If you do this in turn for all \(n\) observations, you must fit the model \(n + 1\) times, an overall fit to the training data with \(n\) observations, and \(n\) additional fits with training data sets of size \(n - 1\), leaving out each observation in turn. The computationally expensive part of fitting the linear model is building the cross-product matrix \(\textbf{X}^\prime\textbf{X}\) and computing its inverse \(\left( \textbf{X}^\prime\textbf{X}\right)^{-1}\).

The Sherman-Morrison-Woodbury formula allows us to compute the inverse of the cross-product matrix based on \(\left( \textbf{X}^\prime\textbf{X}\right)^{- 1}\) as if the \(i\)^th observation had been removed.
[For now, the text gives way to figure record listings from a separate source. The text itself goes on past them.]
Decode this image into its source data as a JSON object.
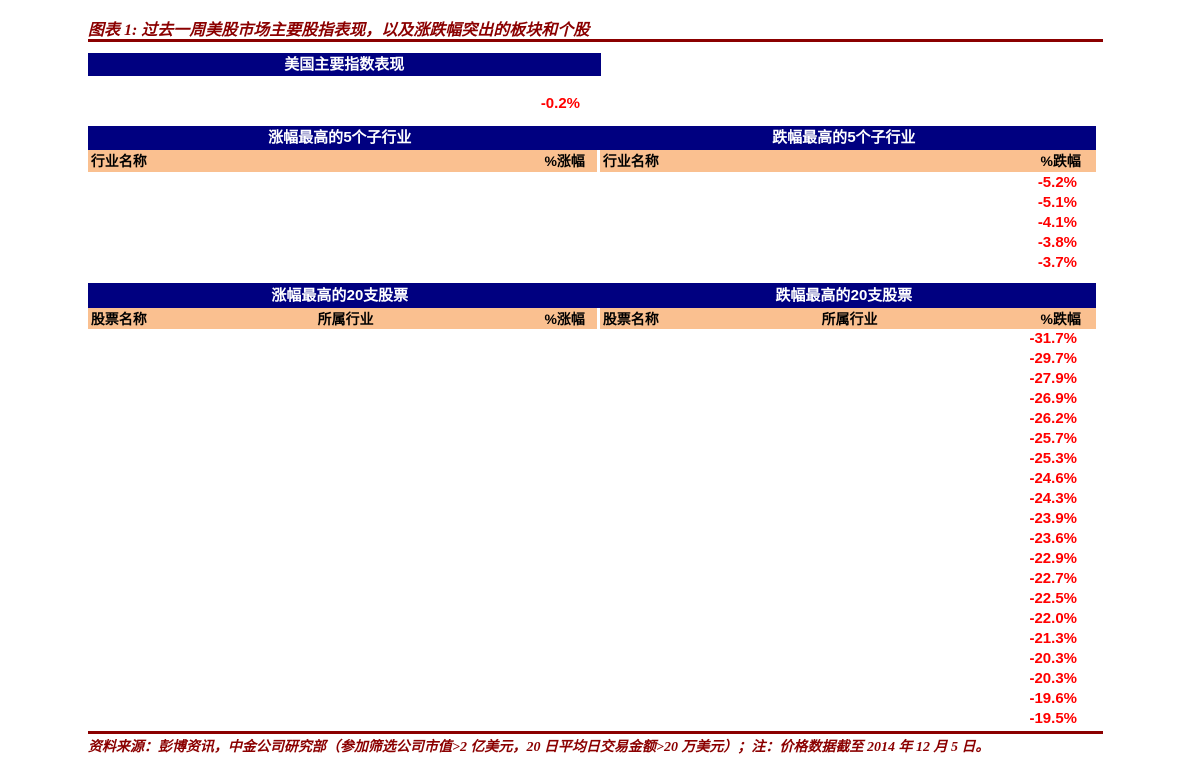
{
  "title": "图表 1: 过去一周美股市场主要股指表现，以及涨跌幅突出的板块和个股",
  "colors": {
    "header_navy": "#000080",
    "column_header_peach": "#FAC090",
    "value_red": "#FF0000",
    "title_dark_red": "#8B0000"
  },
  "index_section": {
    "header": "美国主要指数表现",
    "visible_change_value": "-0.2%"
  },
  "industry_section": {
    "gainers_header": "涨幅最高的5个子行业",
    "losers_header": "跌幅最高的5个子行业",
    "gainers_columns": [
      "行业名称",
      "%涨幅"
    ],
    "losers_columns": [
      "行业名称",
      "%跌幅"
    ],
    "losers_values": [
      "-5.2%",
      "-5.1%",
      "-4.1%",
      "-3.8%",
      "-3.7%"
    ]
  },
  "stock_section": {
    "gainers_header": "涨幅最高的20支股票",
    "losers_header": "跌幅最高的20支股票",
    "gainers_columns": [
      "股票名称",
      "所属行业",
      "%涨幅"
    ],
    "losers_columns": [
      "股票名称",
      "所属行业",
      "%跌幅"
    ],
    "losers_values": [
      "-31.7%",
      "-29.7%",
      "-27.9%",
      "-26.9%",
      "-26.2%",
      "-25.7%",
      "-25.3%",
      "-24.6%",
      "-24.3%",
      "-23.9%",
      "-23.6%",
      "-22.9%",
      "-22.7%",
      "-22.5%",
      "-22.0%",
      "-21.3%",
      "-20.3%",
      "-20.3%",
      "-19.6%",
      "-19.5%"
    ]
  },
  "footer": "资料来源：彭博资讯，中金公司研究部（参加筛选公司市值>2 亿美元，20 日平均日交易金额>20 万美元）；注：价格数据截至 2014 年 12 月 5 日。"
}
Denote as \(\textbf{X}_{-i}\) the design matrix with the \(i\)^th observation removed. Then

\[ \left( \textbf{X}_{-i}^\prime\textbf{X}_{-i} \right)^{- 1} = \left( \textbf{X}^\prime\textbf{X}- \textbf{X}_{i}\textbf{X}_{i}^{\prime} \right)^{-1}\ = \left( \textbf{X}^\prime\textbf{X}\right)^{- 1} + \frac{\left( \textbf{X}^\prime\textbf{X}\right)^{-1}{\textbf{X}_{i}\textbf{X}_{i}^{\prime}\left( \textbf{X}^\prime\textbf{X}\right)}^{- 1}}{1 - \textbf{X}_{i}^{\prime}\left( \textbf{X}^\prime\textbf{X}\right)^{-1}\textbf{X}_{i}} \]

Because of this remarkable result, leave-one-out statistics can be calculated easily—without retraining any models—based on the fit to the full training data alone. Note that the quantity in the denominator of the right-hand side is the diagonal value of \(\textbf{I}- \textbf{H}\), where \(\textbf{H}\) is the hat matrix. If \(h_{ii}\) denotes the diagonal values of \(\textbf{H}\), we can write the update formula as

\[ \left( \textbf{X}^\prime\textbf{X}\right)^{- 1} + \frac{\left( \textbf{X}^\prime\textbf{X}\right)^{- 1}{\textbf{X}_{i}\textbf{X}_{i}^{\prime}\left( \textbf{X}^\prime\textbf{X}\right)}^{- 1}}{1 - h_{ii}} \]

The leverage values \(h_{ii}\) play an important role in the computation of residual, influence, and case-deletion diagnostics in linear models.